Icy claws gripped his heart, squeezing down until he could feel every pulse beating through his body. It burned along his left arm and he couldn't breathe. Everything shook around him as he stared at the sand marking the Kosòbyo warrior's living grave.
He had lost everything.
His stomach heaved, and he vomited. Black ichor poured out of his mouth followed by crimson blood. He clutched his heart as he started to topple forward.
“No!”
Finding strength, Rutejìmo caught himself. The desert had his heart, but he couldn't give up. Not yet.
He pushed himself to his feet and turned away from the rocks. He had to warn the others. He shoved one foot forward but dropped to his knees. More blood ran from his nose and mouth, splashing on the ground.
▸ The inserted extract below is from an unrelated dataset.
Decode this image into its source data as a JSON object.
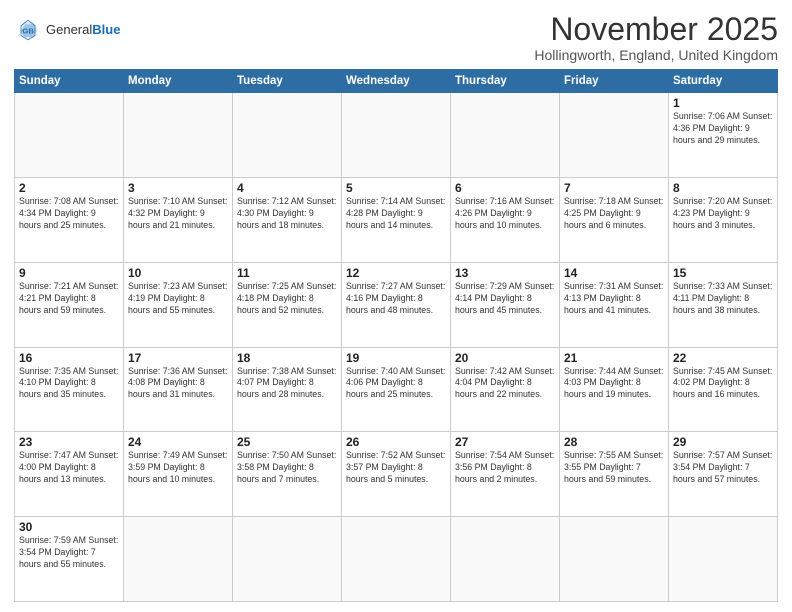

Rutejìmo still had family. He had a boy who called him a coward and a daughter who walked her own way. A clan unaware that the Kosòbyo was poised to slaughter them. They were in the valley, and they were helpless if he couldn't run fast enough.
He jammed one foot into the sand and staggered forward, barely keeping his balance until Shimusògo ran past. Then, he reached out for the clan spirit and threw everything he could into running. A heartbeat later, he felt the burn of the poison fade under the euphoria of running.
It would come back, he knew that, but only when he stopped.
As long as he kept running, no more of his family would die.